Curled up, warm and whispering in the gloom, her clothes neatly folded on the ottoman at the foot of the bed, wrapped in a duvet, Kate felt like a kid all over again, wondering if Mum and Dad could hear the radio. It was a disturbing sensation, sitting there in her old bed, staring at the same four walls that had surrounded her for the best part of her childhood.

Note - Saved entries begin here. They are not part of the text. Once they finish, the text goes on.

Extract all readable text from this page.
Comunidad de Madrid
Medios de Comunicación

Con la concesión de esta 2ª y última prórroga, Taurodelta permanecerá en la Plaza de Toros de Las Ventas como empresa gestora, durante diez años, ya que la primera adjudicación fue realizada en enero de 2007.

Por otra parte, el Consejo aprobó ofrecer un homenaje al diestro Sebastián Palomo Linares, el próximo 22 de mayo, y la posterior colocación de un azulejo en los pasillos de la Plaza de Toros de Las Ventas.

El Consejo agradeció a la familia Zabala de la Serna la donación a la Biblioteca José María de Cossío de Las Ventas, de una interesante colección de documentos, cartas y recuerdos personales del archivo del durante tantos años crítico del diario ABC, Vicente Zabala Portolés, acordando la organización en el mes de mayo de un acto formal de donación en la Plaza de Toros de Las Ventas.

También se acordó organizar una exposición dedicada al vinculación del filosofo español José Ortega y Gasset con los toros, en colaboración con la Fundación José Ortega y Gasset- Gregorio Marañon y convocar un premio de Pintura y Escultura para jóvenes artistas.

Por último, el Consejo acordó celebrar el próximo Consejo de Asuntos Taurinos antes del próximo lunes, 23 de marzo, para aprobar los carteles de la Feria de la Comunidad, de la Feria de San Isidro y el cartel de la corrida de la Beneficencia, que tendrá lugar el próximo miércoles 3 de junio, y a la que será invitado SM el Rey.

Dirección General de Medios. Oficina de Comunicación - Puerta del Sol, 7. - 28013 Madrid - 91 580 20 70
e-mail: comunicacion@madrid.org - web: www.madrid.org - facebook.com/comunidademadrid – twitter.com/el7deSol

Although at least her parents had had the decency to decorate the room since the whole Adam Ant, Duran Duran, New Romantic phase, thought Kate ruefully. It was cream now with a navy blue picture rail, and curtains and bedclothes to match, her shabby teenage skip-chic replaced by handsome reclaimed pine furniture. A large mirror hung on the wall where her giant poster of Spandau Ballet once was, although screwing her eyes up, Kate could just make out the heart shape on the back of the door, carved into the soft wood with a dead biro, where she’d pledged her undying love for Tony Hadley, Spandau’s tall dark lead singer, the one with the floppy hair. It took her a moment or two to realise she’d stopped talking and at the far end of the ether Chrissie was still listening.
‘So, I’ve decided to come home tomorrow.’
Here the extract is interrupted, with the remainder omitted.